Though shy around campus, Kapp flourished in basketball and football. He was an excellent, if not refined, athlete.

At Hart, Kapp was a better basketball player than a football player. In fact, when coaches from Cal first showed interest in him, it was for basketball.

But while Kapp liked basketball, he loved football. His fondest memory at Hart was leading the Indians to a 47-46 upset victory over a powerful Ventura squad in 1955.

“That was my greatest claim to fame at the time,” Kapp recalls. “It was at their field, and they had a tremendous team and, as I recall, we ended up tying them for the championship. It wasn’t too bad for a school with about 300 kids.”

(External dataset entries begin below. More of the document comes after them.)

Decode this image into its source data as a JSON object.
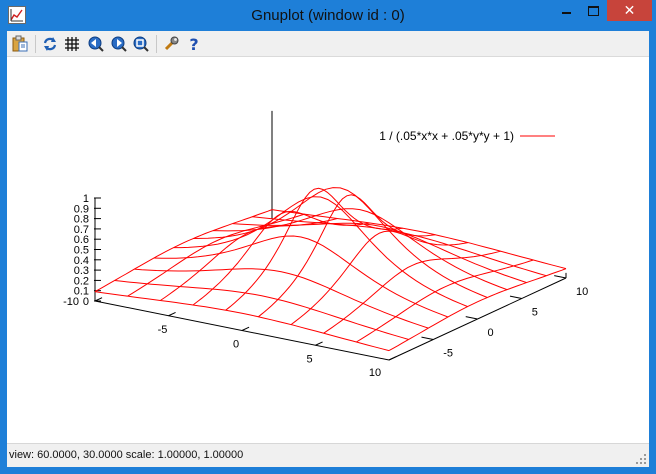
{
  "window": {
    "title": "Gnuplot (window id : 0)",
    "close_glyph": "✕"
  },
  "toolbar": {
    "icons": [
      "copy-to-clipboard-icon",
      "replot-icon",
      "grid-icon",
      "zoom-previous-icon",
      "zoom-next-icon",
      "unzoom-icon",
      "options-icon",
      "help-icon"
    ]
  },
  "status": {
    "text": "view:  60.0000,  30.0000   scale:  1.00000,  1.00000"
  },
  "colors": {
    "surface": "#ff0000",
    "axes": "#000000",
    "titlebar": "#1e7fd8"
  },
  "chart_data": {
    "type": "surface",
    "legend": "1 / (.05*x*x + .05*y*y + 1)",
    "legend_position": "top-right",
    "view": [
      60,
      30
    ],
    "scale": [
      1,
      1
    ],
    "x_range": [
      -10,
      10
    ],
    "y_range": [
      -10,
      10
    ],
    "z_range": [
      0,
      1
    ],
    "x_ticks": [
      "-10",
      "-5",
      "0",
      "5",
      "10"
    ],
    "y_ticks": [
      "-5",
      "0",
      "5",
      "10"
    ],
    "z_ticks": [
      "0",
      "0.1",
      "0.2",
      "0.3",
      "0.4",
      "0.5",
      "0.6",
      "0.7",
      "0.8",
      "0.9",
      "1"
    ],
    "grid_samples": 10,
    "x": [
      -10,
      -7.7778,
      -5.5556,
      -3.3333,
      -1.1111,
      1.1111,
      3.3333,
      5.5556,
      7.7778,
      10
    ],
    "y": [
      -10,
      -7.7778,
      -5.5556,
      -3.3333,
      -1.1111,
      1.1111,
      3.3333,
      5.5556,
      7.7778,
      10
    ]
  }
}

The dream of attending Cal started when Kapp was in the seventh grade in Salinas. His class took a field trip to the Berkeley campus, and Kapp fell in love with the pristine surroundings, huge football stadium and tall buildings.

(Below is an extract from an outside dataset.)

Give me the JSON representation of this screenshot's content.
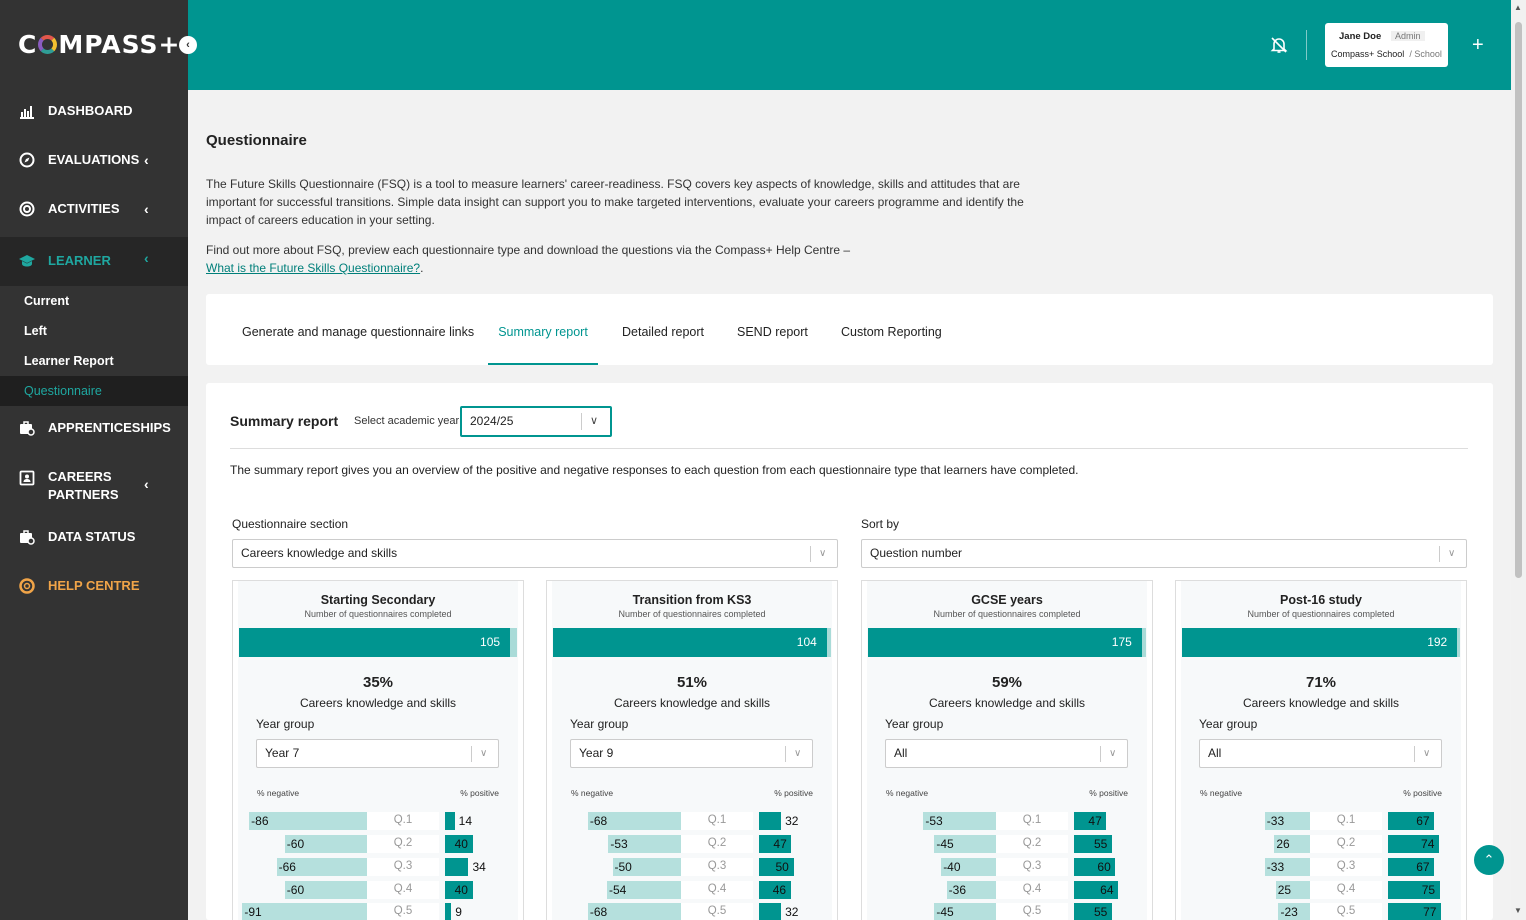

“I remember thinking ‘What do I have to do to come back here?’” Kapp said. “I guess if you’re wondering where it all started for me, that was it right there.”

Kapp left Newhall for Berkeley in the summer of 1955. As if a precursor to the turns his life would ultimately take, even that trip was strange.

“I hopped into my ’39 Chevy and it blew a rod about five minutes into the trip,” Kapp said. “I waited on the side of the road for about five minutes, then I caught a bus to Berkeley.”

It didn’t take long for Kapp to make his mark at Cal. As a sophomore, he became the starting quarterback and led the Golden Bears to a 20-18 upset over John Brodie’s Stanford team in the 1956 Big Game. He took Cal to the 1959 Rose Bowl, one year after the Bears had won one game.

Cal hasn’t returned to the Rose Bowl since.

Kapp ended his college career by earning first-team All-America honors by both the Football Writers Association of America and Time Magazine. For his career, he completed 154 of 303 passes for 2,023 yards.

Kapp received little notice from NFL teams after graduation, so he went to Canada, where he played for eight years. He led the British Columbia Lions to the Grey Cup championship in 1964.

By then, the NFL was intrigued by the unorthodox quarterback who wasn’t pretty to watch but always seemed to get his teams to win.

“Sure it didn’t always look good, but I was having fun out there,” Kapp said. “I didn’t care how we did it, just as long as we got the job done.”

He signed with the Vikings in 1967, became the starter by the fourth game that season, and in 1968 led Minnesota to its first-ever playoff game. The following season, Kapp led the Vikings to the NFL championship and a berth in the 1969 Super Bowl, where they eventually lost to the American Football League’s Kansas City Chiefs.

After his playing days, Kapp did some acting – he appeared with Burt Reynolds in “The Longest Yard” – and seemed content with a career in Hollywood.

But when Cal courted him to take over its struggling football program in 1982, he couldn’t resist.

In five seasons, Kapp’s teams went 13-30. He left in 1986.

“We fought some academic battles, but I’d like to think we were part of helping to revitalize the interest on campus and the program itself,” Kapp said. “We did some good things.”

Kapp lives in Los Gatos with Jennifer, his second wife, and children Emilina, 12, Gabriela, 7, and Will, 10. His son from his first marriage, J.J., is a public defender in Santa Clara.